Lord Hedington apretó los labios mientras lo pensaba, y al final negó con la cabeza.
– Dadas las circunstancias -continuó Philip-, le dije a lady Sarah que la comprendería perfectamente si decidía echarse atrás. De hecho, la animé a que así lo hiciera.
– ¿Y si ella no se hubiera echado atrás? -El rostro de lord Hedington palideció levemente.
– No me habría casado con ella -contestó Philip sin inmutarse-. No hoy. No habría considerado esa posibilidad hasta que hubiera descubierto la manera de romper el maleficio.

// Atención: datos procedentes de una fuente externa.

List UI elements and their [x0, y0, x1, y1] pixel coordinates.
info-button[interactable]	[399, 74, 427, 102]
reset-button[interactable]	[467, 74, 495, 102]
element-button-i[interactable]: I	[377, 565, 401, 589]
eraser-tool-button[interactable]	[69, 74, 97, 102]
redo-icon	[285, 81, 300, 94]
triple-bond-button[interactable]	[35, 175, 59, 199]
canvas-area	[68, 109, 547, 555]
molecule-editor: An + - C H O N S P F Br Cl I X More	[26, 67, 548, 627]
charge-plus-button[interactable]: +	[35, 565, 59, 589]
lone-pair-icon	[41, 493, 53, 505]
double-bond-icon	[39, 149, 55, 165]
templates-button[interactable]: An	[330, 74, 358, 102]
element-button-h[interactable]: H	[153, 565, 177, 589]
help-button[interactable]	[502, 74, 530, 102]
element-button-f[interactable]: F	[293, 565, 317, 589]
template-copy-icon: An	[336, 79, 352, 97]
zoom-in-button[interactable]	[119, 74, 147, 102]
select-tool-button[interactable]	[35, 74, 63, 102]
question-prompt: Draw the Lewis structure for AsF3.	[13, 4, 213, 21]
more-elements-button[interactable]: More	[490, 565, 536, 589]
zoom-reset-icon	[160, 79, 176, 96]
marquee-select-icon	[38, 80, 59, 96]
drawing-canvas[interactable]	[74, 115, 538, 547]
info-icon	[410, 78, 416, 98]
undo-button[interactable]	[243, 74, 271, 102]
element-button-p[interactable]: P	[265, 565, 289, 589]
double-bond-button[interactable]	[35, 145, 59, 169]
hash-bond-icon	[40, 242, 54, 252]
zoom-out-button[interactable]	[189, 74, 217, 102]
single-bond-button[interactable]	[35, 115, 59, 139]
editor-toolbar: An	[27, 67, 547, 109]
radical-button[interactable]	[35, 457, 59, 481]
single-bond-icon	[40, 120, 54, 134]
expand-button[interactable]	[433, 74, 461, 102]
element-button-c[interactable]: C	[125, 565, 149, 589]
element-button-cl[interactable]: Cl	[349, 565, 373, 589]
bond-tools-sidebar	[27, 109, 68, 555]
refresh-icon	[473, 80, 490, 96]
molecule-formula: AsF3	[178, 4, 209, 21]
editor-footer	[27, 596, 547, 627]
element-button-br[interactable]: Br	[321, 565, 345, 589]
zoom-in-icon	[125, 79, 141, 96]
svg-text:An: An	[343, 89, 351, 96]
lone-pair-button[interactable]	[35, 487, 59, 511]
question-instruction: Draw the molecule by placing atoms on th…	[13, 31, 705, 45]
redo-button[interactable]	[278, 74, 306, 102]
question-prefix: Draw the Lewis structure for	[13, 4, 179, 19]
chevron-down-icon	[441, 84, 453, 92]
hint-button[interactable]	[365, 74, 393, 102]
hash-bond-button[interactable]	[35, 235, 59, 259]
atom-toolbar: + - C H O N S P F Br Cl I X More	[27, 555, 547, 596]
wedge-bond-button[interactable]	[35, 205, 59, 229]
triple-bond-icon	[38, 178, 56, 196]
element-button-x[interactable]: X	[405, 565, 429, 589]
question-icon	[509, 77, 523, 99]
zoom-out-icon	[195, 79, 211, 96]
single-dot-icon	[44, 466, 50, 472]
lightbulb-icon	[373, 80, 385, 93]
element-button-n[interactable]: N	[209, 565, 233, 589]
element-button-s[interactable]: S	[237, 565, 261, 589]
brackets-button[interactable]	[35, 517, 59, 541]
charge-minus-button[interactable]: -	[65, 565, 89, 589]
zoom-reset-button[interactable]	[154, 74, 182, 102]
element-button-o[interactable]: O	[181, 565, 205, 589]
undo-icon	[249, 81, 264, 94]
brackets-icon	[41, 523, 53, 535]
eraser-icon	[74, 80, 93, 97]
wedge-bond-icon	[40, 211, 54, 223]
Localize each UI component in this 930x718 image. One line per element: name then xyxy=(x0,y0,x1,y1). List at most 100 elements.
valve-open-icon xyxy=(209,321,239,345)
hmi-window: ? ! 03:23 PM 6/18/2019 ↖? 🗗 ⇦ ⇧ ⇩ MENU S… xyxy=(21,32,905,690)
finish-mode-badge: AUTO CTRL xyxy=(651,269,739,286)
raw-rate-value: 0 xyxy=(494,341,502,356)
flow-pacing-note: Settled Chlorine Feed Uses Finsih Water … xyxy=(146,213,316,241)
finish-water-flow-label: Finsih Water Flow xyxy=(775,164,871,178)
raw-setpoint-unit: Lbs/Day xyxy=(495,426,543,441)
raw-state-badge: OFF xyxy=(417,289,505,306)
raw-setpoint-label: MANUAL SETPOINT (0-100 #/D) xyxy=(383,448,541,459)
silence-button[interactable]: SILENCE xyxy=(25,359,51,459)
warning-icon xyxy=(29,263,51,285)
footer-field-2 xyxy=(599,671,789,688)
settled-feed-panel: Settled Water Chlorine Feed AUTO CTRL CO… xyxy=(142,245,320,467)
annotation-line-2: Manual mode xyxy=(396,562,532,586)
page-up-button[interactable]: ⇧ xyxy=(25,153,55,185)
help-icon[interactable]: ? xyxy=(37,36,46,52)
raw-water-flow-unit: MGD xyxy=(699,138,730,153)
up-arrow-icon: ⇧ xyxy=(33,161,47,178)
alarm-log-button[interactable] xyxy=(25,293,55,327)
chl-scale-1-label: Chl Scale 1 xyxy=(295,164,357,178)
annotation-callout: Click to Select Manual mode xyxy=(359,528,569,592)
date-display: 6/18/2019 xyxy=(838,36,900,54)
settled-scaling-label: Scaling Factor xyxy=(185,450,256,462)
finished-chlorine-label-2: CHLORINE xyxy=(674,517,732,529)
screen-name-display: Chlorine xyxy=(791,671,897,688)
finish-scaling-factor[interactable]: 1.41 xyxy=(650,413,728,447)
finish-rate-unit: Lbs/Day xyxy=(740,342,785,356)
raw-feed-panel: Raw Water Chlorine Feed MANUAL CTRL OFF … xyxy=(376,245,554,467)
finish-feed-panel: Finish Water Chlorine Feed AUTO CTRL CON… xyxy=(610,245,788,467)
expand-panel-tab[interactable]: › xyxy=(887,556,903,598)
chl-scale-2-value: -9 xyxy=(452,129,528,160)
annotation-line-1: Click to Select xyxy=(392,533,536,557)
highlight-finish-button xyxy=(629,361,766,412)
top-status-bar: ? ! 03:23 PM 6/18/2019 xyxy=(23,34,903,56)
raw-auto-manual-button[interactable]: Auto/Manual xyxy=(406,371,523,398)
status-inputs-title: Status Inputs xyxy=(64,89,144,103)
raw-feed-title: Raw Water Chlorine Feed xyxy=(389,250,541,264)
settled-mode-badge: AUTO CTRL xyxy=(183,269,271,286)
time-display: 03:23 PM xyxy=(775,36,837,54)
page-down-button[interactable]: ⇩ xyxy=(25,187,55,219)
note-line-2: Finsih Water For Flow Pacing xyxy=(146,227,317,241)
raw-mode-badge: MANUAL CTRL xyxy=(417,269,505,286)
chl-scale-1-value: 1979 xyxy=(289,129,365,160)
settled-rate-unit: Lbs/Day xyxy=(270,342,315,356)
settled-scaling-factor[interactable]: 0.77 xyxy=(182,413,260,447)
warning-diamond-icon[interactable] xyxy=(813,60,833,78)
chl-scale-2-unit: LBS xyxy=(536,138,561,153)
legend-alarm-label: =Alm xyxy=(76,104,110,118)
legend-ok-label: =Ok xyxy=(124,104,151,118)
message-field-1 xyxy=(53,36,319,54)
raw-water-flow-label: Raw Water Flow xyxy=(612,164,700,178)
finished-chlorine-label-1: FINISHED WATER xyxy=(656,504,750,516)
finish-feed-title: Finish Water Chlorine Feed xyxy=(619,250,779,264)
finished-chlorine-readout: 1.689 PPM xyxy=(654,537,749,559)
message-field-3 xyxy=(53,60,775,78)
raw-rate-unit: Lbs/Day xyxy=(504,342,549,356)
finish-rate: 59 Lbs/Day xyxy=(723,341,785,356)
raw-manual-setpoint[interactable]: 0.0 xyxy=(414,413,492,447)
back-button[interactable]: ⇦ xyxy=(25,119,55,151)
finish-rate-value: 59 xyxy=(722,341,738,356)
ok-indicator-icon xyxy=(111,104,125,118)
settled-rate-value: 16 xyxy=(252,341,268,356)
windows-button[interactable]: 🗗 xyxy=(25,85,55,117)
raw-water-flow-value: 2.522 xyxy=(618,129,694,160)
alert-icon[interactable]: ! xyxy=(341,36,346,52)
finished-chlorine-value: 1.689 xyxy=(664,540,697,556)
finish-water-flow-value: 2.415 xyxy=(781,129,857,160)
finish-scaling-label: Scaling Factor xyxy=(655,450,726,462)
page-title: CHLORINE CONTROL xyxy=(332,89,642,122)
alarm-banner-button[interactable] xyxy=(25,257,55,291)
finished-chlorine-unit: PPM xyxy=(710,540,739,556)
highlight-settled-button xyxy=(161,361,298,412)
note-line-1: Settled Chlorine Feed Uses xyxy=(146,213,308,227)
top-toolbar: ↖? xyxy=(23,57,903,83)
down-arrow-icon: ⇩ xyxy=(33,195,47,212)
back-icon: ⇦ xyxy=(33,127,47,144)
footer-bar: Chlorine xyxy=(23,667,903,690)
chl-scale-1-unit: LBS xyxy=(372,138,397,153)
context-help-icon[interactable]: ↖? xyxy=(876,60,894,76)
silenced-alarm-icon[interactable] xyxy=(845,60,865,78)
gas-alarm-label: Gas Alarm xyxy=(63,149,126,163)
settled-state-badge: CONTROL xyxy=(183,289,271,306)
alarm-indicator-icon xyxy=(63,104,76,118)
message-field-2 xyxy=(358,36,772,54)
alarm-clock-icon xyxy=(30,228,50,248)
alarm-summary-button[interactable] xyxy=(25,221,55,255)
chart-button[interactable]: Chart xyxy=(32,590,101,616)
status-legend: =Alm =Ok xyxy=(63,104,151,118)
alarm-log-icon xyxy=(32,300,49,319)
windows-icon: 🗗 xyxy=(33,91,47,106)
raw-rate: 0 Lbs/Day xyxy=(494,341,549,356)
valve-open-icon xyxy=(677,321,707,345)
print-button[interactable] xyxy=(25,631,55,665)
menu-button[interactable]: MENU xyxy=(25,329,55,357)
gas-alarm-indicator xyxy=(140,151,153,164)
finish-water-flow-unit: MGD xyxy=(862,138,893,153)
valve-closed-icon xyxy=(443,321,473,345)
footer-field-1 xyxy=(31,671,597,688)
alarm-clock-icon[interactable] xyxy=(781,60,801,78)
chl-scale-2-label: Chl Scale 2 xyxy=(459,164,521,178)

– Entonces, ¿para qué demonios hemos venido hoy aquí? -preguntó el duque.
– No tenía noticias de la decisión de lady Sarah. Intenté verla ayer, pero seguía estando indispuesta. Si hubiera elegido venir hoy a la iglesia, habría intentado hablar con ella, explicarle de nuevo por qué no podemos casarnos, al menos no en este momento. Y la habría animado para que se decidiera a posponer la boda. No podía abandonar sin más a mi novia en el altar.
– Como hiciste hace tres años -dijo el padre de Philip con una voz fría.
Philip se giró hacia su padre y sus miradas se cruzaron. Él y su padre ya habían discutido ese tema el día en que Philip llegó a Londres, pero la expresión fría en los ojos del conde indicaba claramente que tenía ganas de volver a discutirlo, a pesar de que tuvieran público.
– Me has decepcionado profundamente, Philip -le dijo su padre en voz baja-. Está claro que cometí un grave error, cuando estuve de acuerdo en financiar tus estudios sobre antigüedades y tus expediciones al extranjero, al no haber estipulado una fecha de regreso para que te casaras, pero de ninguna de las maneras se me pasó por la cabeza que podrías estar aún dando vueltas por el mundo en vísperas de tu treinta aniversario. Yo he cumplido mi parte del trato. Para tu deshonor veo que tú te niegas a hacer lo mismo.
– Salvar la vida de una mujer no es un deshonor, padre.
– Tus razones se basan en la superstición, en coincidencias, en sinsentidos, y la verdad es que todo esto francamente me suena más bien a excusas irrisorias para no cumplir con tus obligaciones -dijo el conde con un gesto de desaprobación-. Lamentablemente, no puedo decir que me haya sorprendido este giro en los acontecimientos. Hiciste caer el escándalo sobre tu familia cuando no volviste para la boda que había preparado para ti hace tres años.